High percentage of reads not mapped, considered "too short"
thallinger opened this issue · comments
I am aligning human stranded RNA-seq data (PE 101) from ~30 samples to the chm13v2.0
assembly with the command below
and am experiencing 15-28% of unmapped, "too-short" reads.
STAR --runThreadN 6 --runMode alignReads --genomeDir ${refdir} --outFileNamePrefix ${outputdir} \
--readFilesIn ${readfiles} --readFilesCommand zcat --outSAMunmapped Within KeepPairs \
--outFilterMatchNminOverLread 0.0 --outFilterMatchNmin 26 \
--outSAMtype BAM SortedByCoordinate --quantMode GeneCounts
I applied different values for the --outFilterMatchNminOverLread
and --outFilterMatchNmin
parameters (0.66/0, 0.40/0, 0.20/0 and finally 0.0/26), but none of the combinations had any influence on the number of "too short" unmapped reads.

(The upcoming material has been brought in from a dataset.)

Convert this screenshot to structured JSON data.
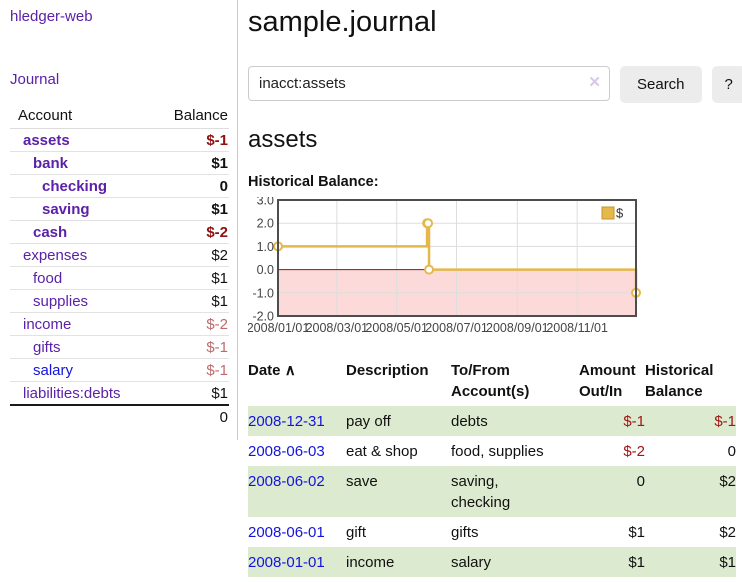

Am I using the proper parameters with incorrect values or are there any other parameters, which are related to filtering "too-short" reads?
Execution environment:
more /etc/debian_version
10.1
STAR --version
2.7.11a
Hi @thallinger
You need to also set --outFilterMatchNminOverLread 0
, since the outFilter parameters are combined with the AND logic.
Hi @thallinger
You need to also set
--outFilterMatchNminOverLread 0
, since the outFilter parameters are combined with the AND logic.
I used to think the parameter is set for filter low quantity map reads, if set to 0, will it result in a lot of low-quality map? I use star for two chip-seq data, but >30% too short reads, however the data used performance were well.